Thursday, January 10, 2013


I might have posted about this in the past, but I felt the need to share a few thoughts about scheduling.  We are in the process of hosting scheduling meetings for students.  9-11th graders are being called down to meet with their counselors to determine a schedule for next school year.  I'm sure a similar process unfolds at high schools across the country.

I always wonder during this time if students walk into these meeting well informed about what is available to them.  We have for students a program of studies and our curriculum is part of the public record.  Additionally, counselors provide insight into courses and I would also assume students reach out to peers as a source of information.  However, I still believe that this falls way short of what could be presented to students.

I think about access and the extensive amount of research that can be accomplished online.  Who does not turn to the internet to conduct research before making a decision to purchase a product or plan and book a vacation?  Before deciding to buy a car I could tap into a sea of online reviews and forums discussions.  I shared in a prior post What Do I Want For the Holidays how one of my daughters was researching shoes online.  I sure she did not tap into forum discussions, but she checked out several sites and images before sharing a request with her overwhelmed parents.

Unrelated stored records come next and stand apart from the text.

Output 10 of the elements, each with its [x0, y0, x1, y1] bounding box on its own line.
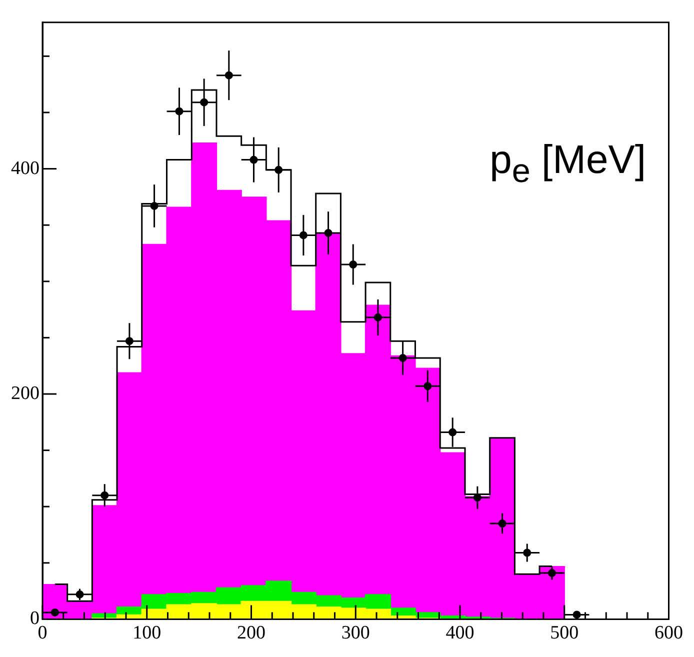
x-tick-label: 400 [446, 622, 474, 644]
x-tick-label: 500 [550, 622, 579, 644]
x-tick-label: 300 [341, 622, 370, 644]
y-tick-label: 200 [11, 382, 40, 404]
x-tick-label: 100 [132, 622, 162, 644]
x-tick-label: 200 [237, 622, 266, 644]
x-tick-label: 600 [654, 622, 683, 644]
annotation: p$_{e}$ [MeV] [490, 138, 646, 191]
y-tick-label: 400 [11, 158, 40, 179]
y-tick-label: 0 [30, 608, 40, 630]
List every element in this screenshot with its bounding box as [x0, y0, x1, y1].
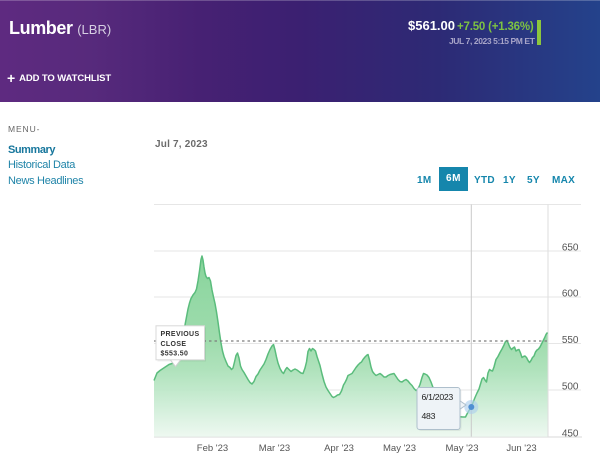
svg-text:May '23: May '23 [383, 443, 416, 454]
svg-text:CLOSE: CLOSE [161, 341, 187, 348]
svg-text:500: 500 [562, 382, 579, 393]
svg-text:PREVIOUS: PREVIOUS [161, 331, 200, 338]
svg-text:May '23: May '23 [446, 443, 479, 454]
svg-text:Jun '23: Jun '23 [506, 443, 536, 454]
svg-text:Feb '23: Feb '23 [197, 443, 228, 454]
svg-text:600: 600 [562, 289, 579, 300]
svg-text:$553.50: $553.50 [161, 351, 189, 358]
svg-text:650: 650 [562, 242, 579, 253]
svg-text:Mar '23: Mar '23 [259, 443, 290, 454]
svg-text:550: 550 [562, 335, 579, 346]
svg-text:6/1/2023: 6/1/2023 [422, 392, 454, 402]
svg-text:450: 450 [562, 428, 579, 439]
svg-text:Apr '23: Apr '23 [324, 443, 354, 454]
svg-text:483: 483 [422, 411, 436, 421]
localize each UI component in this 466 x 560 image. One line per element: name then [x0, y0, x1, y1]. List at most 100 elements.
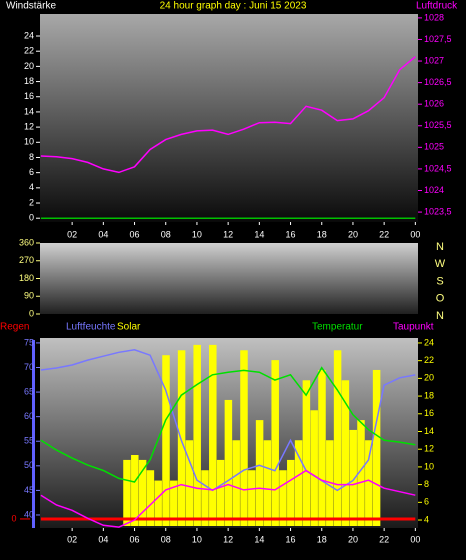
- direction-label: N: [436, 310, 444, 322]
- plot-bg: [40, 14, 418, 222]
- y2-axis-title: Luftdruck: [416, 1, 458, 12]
- y-axis-title: Windstärke: [6, 1, 56, 12]
- x-tick-label: 22: [379, 534, 389, 544]
- solar-bar: [287, 459, 295, 526]
- y2-tick-label: 1026: [424, 99, 444, 109]
- y2-tick-label: 14: [424, 426, 434, 436]
- solar-bar: [248, 470, 256, 526]
- solar-bar: [131, 454, 139, 526]
- solar-bar: [216, 459, 225, 526]
- plot-bg: [40, 243, 418, 314]
- y2-tick-label: 8: [424, 479, 429, 489]
- y-tick-label: 360: [19, 237, 34, 247]
- solar-bar: [310, 410, 318, 526]
- x-tick-label: 02: [67, 229, 77, 239]
- x-tick-label: 10: [192, 534, 202, 544]
- y2-tick-label: 16: [424, 408, 434, 418]
- y-tick-label: 70: [24, 362, 34, 372]
- solar-bar: [146, 470, 155, 526]
- solar-bar: [255, 420, 264, 526]
- y2-tick-label: 10: [424, 461, 434, 471]
- solar-bar: [232, 440, 240, 526]
- solar-bar: [201, 470, 209, 526]
- y-tick-label: 45: [24, 485, 34, 495]
- y-tick-label: 65: [24, 386, 34, 396]
- solar-bar: [357, 420, 365, 526]
- x-tick-label: 18: [317, 534, 327, 544]
- series-line: [40, 349, 416, 492]
- x-tick-label: 08: [161, 534, 171, 544]
- x-tick-label: 14: [254, 229, 264, 239]
- solar-bar: [193, 344, 201, 526]
- axis-bar: [32, 340, 35, 528]
- y2-tick-label: 18: [424, 390, 434, 400]
- solar-bar: [333, 350, 342, 526]
- y2-tick-label: 1027: [424, 55, 444, 65]
- y2-tick-label: 20: [424, 373, 434, 383]
- y-tick-label: 60: [24, 411, 34, 421]
- legend-entry: Regen: [0, 322, 29, 333]
- y-tick-label: 12: [24, 121, 34, 131]
- x-tick-label: 12: [223, 534, 233, 544]
- solar-bar: [185, 440, 194, 526]
- chart-title: 24 hour graph day : Juni 15 2023: [160, 1, 307, 12]
- y-tick-label: 6: [29, 167, 34, 177]
- y-tick-label: 18: [24, 76, 34, 86]
- y-tick-label: 14: [24, 106, 34, 116]
- direction-label: O: [436, 293, 445, 305]
- y-tick-label: 8: [29, 152, 34, 162]
- legend-entry: Solar: [117, 322, 141, 333]
- y-tick-label: 180: [19, 273, 34, 283]
- solar-bar: [209, 344, 217, 526]
- y-tick-label: 90: [24, 291, 34, 301]
- y2-tick-label: 1027,5: [424, 34, 452, 44]
- x-tick-label: 16: [286, 229, 296, 239]
- series-line: [40, 469, 416, 528]
- solar-bar: [365, 440, 373, 526]
- y-tick-label: 0: [29, 308, 34, 318]
- series-line: [40, 366, 416, 483]
- solar-bar: [341, 380, 350, 526]
- solar-bar: [177, 350, 186, 526]
- y-tick-label: 0: [29, 213, 34, 223]
- solar-bar: [240, 350, 248, 526]
- y2-tick-label: 12: [424, 444, 434, 454]
- solar-bar: [349, 429, 357, 526]
- y-tick-label: 16: [24, 91, 34, 101]
- x-tick-label: 22: [379, 229, 389, 239]
- x-tick-label: 20: [348, 534, 358, 544]
- solar-bar: [170, 480, 178, 526]
- solar-bar: [123, 459, 131, 526]
- legend-entry: Taupunkt: [393, 322, 434, 333]
- y-tick-label: 4: [29, 182, 34, 192]
- x-tick-label: 00: [410, 534, 420, 544]
- x-tick-label: 02: [67, 534, 77, 544]
- y-tick-label: 75: [24, 337, 34, 347]
- y-tick-label: 10: [24, 137, 34, 147]
- solar-bar: [294, 440, 303, 526]
- x-tick-label: 16: [286, 534, 296, 544]
- direction-label: S: [436, 275, 443, 287]
- series-line: [40, 56, 416, 174]
- y2-tick-label: 1024,5: [424, 163, 452, 173]
- x-tick-label: 04: [98, 229, 108, 239]
- solar-bar: [154, 480, 162, 526]
- y2-tick-label: 4: [424, 514, 429, 524]
- x-tick-label: 20: [348, 229, 358, 239]
- y-tick-label: 22: [24, 46, 34, 56]
- y2-tick-label: 1025,5: [424, 120, 452, 130]
- y2-tick-label: 22: [424, 355, 434, 365]
- y2-tick-label: 24: [424, 337, 434, 347]
- solar-bar: [263, 440, 272, 526]
- solar-bar: [372, 369, 381, 526]
- x-tick-label: 06: [130, 534, 140, 544]
- x-tick-label: 00: [410, 229, 420, 239]
- y2-tick-label: 1023,5: [424, 206, 452, 216]
- y2-tick-label: 1025: [424, 142, 444, 152]
- solar-bar: [302, 380, 311, 526]
- x-tick-label: 12: [223, 229, 233, 239]
- solar-bar: [318, 369, 326, 526]
- x-tick-label: 08: [161, 229, 171, 239]
- solar-bar: [138, 459, 147, 526]
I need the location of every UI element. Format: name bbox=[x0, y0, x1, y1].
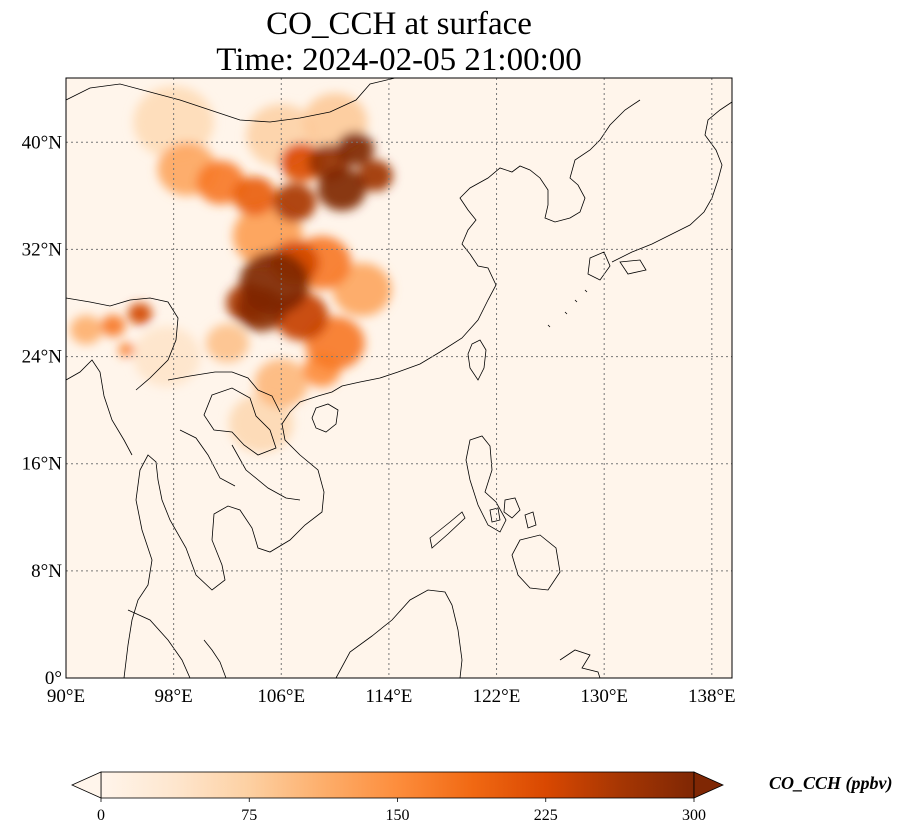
concentration-blob bbox=[205, 323, 249, 363]
concentration-blob bbox=[100, 314, 126, 337]
concentration-blob bbox=[336, 132, 375, 166]
concentration-blob bbox=[196, 160, 245, 205]
longitude-tick-label: 130°E bbox=[580, 686, 628, 707]
longitude-tick-label: 138°E bbox=[688, 686, 736, 707]
latitude-tick-label: 24°N bbox=[22, 347, 63, 368]
bohai-korea-coastline bbox=[459, 99, 641, 255]
colorbar-tick-label: 150 bbox=[386, 807, 410, 824]
concentration-blob bbox=[239, 251, 310, 315]
co-concentration-field bbox=[70, 85, 393, 453]
concentration-blob bbox=[127, 302, 153, 325]
palawan-island bbox=[429, 511, 466, 549]
map-frame bbox=[65, 77, 733, 679]
axis-tick-labels: 90°E 98°E 106°E 114°E 122°E 130°E 138°E 0° 8°N 16… bbox=[22, 132, 736, 707]
sumatra-malaya-coast bbox=[127, 609, 227, 678]
colorbar-gradient-bar bbox=[100, 771, 695, 799]
latitude-tick-label: 8°N bbox=[31, 561, 62, 582]
plot-title-line-1: CO_CCH at surface bbox=[266, 6, 532, 42]
indochina-borders bbox=[167, 371, 301, 501]
luzon-island bbox=[465, 435, 507, 533]
colorbar-label: CO_CCH (ppbv) bbox=[769, 773, 893, 794]
colorbar-tick-label: 75 bbox=[241, 807, 257, 824]
concentration-blob bbox=[118, 342, 135, 358]
concentration-blob bbox=[133, 85, 214, 159]
coastlines-and-borders bbox=[66, 78, 732, 678]
concentration-blob bbox=[70, 315, 103, 345]
mindanao-island bbox=[511, 534, 561, 591]
latitude-tick-label: 40°N bbox=[22, 132, 63, 153]
concentration-blob bbox=[228, 394, 294, 453]
latitude-tick-label: 16°N bbox=[22, 454, 63, 475]
lat-lon-gridlines bbox=[66, 78, 732, 678]
longitude-tick-label: 122°E bbox=[473, 686, 521, 707]
concentration-blob bbox=[357, 160, 393, 192]
mongolia-border bbox=[66, 78, 396, 123]
longitude-tick-label: 90°E bbox=[47, 686, 85, 707]
asia-mainland-coastline bbox=[123, 253, 497, 678]
concentration-blob bbox=[317, 167, 367, 211]
bay-of-bengal-coast bbox=[66, 359, 133, 456]
colorbar-min-extend-arrow bbox=[71, 771, 102, 799]
latitude-tick-label: 0° bbox=[45, 668, 62, 689]
concentration-blob bbox=[332, 262, 392, 317]
himalaya-border bbox=[66, 297, 179, 391]
colorbar-max-extend-arrow bbox=[693, 771, 724, 799]
colorbar: 0 75 150 225 300 CO_CCH (ppbv) bbox=[71, 771, 893, 824]
colorbar-tick-label: 0 bbox=[97, 807, 105, 824]
plot-title-line-2: Time: 2024-02-05 21:00:00 bbox=[216, 42, 582, 78]
borneo-coastline bbox=[335, 589, 463, 678]
ryukyu-islands bbox=[547, 289, 588, 328]
longitude-tick-label: 106°E bbox=[257, 686, 305, 707]
colorbar-tick-label: 225 bbox=[534, 807, 558, 824]
concentration-blob bbox=[232, 176, 276, 216]
japan-honshu bbox=[611, 101, 732, 263]
longitude-tick-label: 98°E bbox=[155, 686, 193, 707]
japan-kyushu-shikoku bbox=[587, 251, 647, 281]
hainan-island bbox=[311, 403, 339, 433]
taiwan-island bbox=[467, 339, 487, 381]
latitude-tick-label: 32°N bbox=[22, 239, 63, 260]
visayas-islands bbox=[489, 497, 537, 529]
longitude-tick-label: 114°E bbox=[365, 686, 412, 707]
colorbar-tick-label: 300 bbox=[682, 807, 706, 824]
colorbar-ticks: 0 75 150 225 300 bbox=[97, 798, 706, 824]
sulawesi-coast bbox=[559, 649, 601, 678]
concentration-blob bbox=[273, 183, 317, 222]
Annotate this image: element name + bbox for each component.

How can these experiences be manifested in the scheduling process?  With the access we have, a school should be able to mirror the process any of us would follow when rendering a decision.  Would it be unheard of to compile reviews about a course or post student surveys on a school's website?  Also consider the power of video.  Could we encourage teachers to make a short video about their class?  Do we provide enough opportunities for students to observe class they are not enrolled in?  Before walking into a scheduling meeting I could have done some extensive research.  I could have accessed a program of studies or peer reviews.  I could watch a series of videos about an elective or ask to observe an AP class.  These are just some potential measures we could take to position students and their families to make truly informed decisions.

Any ideas???  How is the scheduling process approached in your school?